6 Energy Usage and LLMs

This blog post is not intended to be “10 things I hate about gen AI”, but there is one more criticism that should be mentioned: the massive electricity use required for AI model training and deployment. Bloomberg recently documented how AI data centers are “wrecking havoc” (their words) on the world power grid. If the prospect of AI data centers using vast quantities of electricity feels hypothetical or remote, you may want to look into where your regional power comes from and what sort of AI data centers have or are considering tapping into it your local source. This is a very real threat facing my regional community in North Idaho/Eastern Washington as we try to survive uncertain and increasingly extreme weather. Several large data centers have relocated to the region where I live and used so much energy, Washington State is struggling to meet local demand. Meanwhile, the Pacific Northwest has experienced extreme climate events like the 2021 heat dome that sent temperatures soaring to 121°F in early summer and a polar vortex in January 2024 that sent temperature plunging to -40°F wind chill. Thousands of people died and regional energy usage spike as we all struggled to stay cool or stay warm during those events. For these extreme climate events, having reliable electricity was a matter of life or death. Is generative AI worth its massive energy debt?\(^5\)

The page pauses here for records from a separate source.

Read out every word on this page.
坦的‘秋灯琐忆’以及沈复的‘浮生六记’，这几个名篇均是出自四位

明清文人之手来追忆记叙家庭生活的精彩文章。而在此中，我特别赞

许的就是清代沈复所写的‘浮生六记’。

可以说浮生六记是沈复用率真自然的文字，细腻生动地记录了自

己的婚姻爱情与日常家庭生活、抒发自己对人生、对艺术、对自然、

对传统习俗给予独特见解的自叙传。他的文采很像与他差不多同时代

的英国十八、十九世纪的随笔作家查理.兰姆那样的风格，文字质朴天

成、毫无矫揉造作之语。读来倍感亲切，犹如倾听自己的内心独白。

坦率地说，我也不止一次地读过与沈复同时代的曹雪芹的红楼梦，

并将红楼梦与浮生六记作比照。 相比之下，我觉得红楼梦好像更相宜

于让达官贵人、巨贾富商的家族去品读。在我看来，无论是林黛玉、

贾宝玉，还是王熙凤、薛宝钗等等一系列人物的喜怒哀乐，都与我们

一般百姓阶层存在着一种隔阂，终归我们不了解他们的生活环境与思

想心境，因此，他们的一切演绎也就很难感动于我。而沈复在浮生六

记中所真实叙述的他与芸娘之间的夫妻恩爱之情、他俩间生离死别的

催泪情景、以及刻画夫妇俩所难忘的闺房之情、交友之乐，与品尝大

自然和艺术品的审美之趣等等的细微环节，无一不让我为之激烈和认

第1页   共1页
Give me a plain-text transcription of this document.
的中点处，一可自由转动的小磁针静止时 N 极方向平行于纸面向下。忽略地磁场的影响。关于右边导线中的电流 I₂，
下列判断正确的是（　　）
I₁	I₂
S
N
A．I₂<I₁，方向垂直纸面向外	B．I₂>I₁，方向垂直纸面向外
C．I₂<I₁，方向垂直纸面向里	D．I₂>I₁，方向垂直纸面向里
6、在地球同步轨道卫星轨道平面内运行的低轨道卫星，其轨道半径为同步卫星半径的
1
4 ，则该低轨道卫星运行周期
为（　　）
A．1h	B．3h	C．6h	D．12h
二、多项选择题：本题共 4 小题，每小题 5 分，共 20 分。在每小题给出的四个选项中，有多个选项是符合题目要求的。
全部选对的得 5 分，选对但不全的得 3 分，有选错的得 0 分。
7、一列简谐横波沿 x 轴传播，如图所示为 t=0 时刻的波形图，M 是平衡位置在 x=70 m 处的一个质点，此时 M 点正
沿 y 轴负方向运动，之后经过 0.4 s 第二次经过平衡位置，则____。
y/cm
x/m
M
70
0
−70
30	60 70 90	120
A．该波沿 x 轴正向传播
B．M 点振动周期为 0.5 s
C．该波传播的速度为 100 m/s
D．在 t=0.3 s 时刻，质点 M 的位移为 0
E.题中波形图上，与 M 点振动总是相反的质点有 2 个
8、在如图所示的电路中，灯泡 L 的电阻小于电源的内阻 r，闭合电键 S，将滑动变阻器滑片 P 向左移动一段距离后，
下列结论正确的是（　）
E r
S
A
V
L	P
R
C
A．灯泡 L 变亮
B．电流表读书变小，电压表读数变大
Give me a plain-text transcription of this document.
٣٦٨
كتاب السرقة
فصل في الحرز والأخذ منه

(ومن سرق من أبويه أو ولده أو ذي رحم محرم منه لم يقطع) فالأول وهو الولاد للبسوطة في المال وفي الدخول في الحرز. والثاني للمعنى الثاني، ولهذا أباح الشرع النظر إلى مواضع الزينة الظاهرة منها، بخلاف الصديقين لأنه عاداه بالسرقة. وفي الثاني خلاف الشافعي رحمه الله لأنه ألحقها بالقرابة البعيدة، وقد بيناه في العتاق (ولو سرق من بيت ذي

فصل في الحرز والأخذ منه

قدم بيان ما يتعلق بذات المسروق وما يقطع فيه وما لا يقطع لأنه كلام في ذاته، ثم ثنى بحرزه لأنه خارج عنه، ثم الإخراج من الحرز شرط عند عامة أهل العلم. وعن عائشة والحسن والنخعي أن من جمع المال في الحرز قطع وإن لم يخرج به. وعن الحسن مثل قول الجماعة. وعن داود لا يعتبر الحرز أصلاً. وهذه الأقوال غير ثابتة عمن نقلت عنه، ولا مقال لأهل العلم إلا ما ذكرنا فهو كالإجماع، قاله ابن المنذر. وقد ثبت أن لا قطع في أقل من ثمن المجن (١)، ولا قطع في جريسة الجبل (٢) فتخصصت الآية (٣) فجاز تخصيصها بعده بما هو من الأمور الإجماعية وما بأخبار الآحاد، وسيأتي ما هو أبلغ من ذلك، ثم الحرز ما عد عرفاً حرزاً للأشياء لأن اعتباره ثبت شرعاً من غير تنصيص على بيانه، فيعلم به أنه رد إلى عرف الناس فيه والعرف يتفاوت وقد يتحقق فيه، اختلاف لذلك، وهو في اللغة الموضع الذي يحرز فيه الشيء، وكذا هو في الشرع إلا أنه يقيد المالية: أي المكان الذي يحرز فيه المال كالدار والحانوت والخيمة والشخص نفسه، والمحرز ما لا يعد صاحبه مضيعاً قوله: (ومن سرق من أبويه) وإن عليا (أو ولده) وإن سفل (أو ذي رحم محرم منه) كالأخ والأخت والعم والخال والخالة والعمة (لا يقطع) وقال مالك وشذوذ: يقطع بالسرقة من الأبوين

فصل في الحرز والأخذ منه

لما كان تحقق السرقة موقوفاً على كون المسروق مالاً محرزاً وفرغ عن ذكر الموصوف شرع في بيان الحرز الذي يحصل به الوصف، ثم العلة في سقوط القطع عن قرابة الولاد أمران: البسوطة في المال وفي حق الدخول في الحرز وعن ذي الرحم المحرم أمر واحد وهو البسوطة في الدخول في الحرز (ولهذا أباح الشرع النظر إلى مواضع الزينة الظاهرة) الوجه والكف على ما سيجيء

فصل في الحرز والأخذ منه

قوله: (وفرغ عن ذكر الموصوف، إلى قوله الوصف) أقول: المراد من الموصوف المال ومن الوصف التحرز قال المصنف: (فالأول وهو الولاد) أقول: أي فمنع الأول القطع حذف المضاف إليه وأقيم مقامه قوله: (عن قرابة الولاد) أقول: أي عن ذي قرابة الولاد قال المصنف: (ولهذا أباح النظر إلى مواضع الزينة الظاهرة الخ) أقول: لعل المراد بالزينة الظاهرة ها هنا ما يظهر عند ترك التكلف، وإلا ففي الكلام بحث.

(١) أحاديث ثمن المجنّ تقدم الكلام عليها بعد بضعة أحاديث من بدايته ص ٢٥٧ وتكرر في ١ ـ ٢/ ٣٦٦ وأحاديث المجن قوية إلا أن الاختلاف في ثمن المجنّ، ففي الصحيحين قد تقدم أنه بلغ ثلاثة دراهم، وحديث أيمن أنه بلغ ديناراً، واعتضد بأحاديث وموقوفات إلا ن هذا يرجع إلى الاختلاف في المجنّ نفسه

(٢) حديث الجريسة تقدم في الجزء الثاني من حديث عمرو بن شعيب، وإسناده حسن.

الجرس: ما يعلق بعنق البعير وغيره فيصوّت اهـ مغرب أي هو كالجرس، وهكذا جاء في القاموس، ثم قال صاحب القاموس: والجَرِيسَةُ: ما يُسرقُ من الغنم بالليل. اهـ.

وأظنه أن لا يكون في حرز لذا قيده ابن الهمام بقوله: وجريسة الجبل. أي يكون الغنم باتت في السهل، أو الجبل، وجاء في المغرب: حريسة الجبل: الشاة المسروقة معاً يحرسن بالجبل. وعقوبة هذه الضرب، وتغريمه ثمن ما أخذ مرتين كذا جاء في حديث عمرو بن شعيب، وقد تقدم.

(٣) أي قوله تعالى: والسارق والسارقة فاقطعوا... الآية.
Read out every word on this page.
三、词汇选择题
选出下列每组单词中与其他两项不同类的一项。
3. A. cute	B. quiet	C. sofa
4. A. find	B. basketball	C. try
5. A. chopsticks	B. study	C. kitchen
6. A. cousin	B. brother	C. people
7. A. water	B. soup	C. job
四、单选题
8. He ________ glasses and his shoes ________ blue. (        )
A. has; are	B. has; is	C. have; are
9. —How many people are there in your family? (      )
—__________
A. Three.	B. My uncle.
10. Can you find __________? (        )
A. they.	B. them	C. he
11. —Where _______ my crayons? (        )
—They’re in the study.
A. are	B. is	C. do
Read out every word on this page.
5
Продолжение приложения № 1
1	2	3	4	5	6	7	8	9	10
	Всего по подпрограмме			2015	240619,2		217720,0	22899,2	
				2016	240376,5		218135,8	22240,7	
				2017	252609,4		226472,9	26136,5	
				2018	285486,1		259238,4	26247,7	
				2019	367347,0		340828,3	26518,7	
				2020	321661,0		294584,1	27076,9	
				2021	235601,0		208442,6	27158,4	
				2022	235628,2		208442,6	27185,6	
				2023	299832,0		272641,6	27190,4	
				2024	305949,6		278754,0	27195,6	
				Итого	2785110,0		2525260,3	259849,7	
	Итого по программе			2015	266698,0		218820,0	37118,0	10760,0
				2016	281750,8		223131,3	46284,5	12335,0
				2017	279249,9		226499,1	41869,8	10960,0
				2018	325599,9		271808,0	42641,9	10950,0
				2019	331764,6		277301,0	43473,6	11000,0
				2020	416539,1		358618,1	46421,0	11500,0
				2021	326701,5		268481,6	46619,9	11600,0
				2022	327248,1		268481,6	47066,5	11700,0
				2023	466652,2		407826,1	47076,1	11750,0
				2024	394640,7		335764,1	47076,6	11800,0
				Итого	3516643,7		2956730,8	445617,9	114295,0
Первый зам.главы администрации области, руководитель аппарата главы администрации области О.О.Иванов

\(5\) It has been suggested that it is alright to ignore these climate implications because AI will solve the climate crisis for us. Um sure, maybe. That’s technically possible under the framework that most actions have a non-zero probability associated with them, however small. But, there’s currently very thin evidence to support this view.

7 The Future

We are running out of data\(^6\) as the full extent of human-generated text is consumed by LLMs. It has also been shown that training models on LLM-generated text causes them to collapse. However, this is a rapidly advancing field that is likely to overcome these problems, not to mention that LLMs are becoming more efficient. Will these changes be enough to make generative AI truly useful and sustainable? Simon Willison (reputable programmer and LLM groker) reports that currently LLMs can be useful for a wide range of scientific applications, but learning how to use them currently requires a steep learning curve. Easing the barriers to adoption may well be the need advances that develop this year. Let’s all continue to keep on eye on this situation and evaluate it as it unfolds. Nature regularly publishes excellent articles that explore utility and reliability in the generative AI space. The only thing I ask is that you evaluate these methods with both a welcoming mindset and a healthy skepticism that is grounded in reality.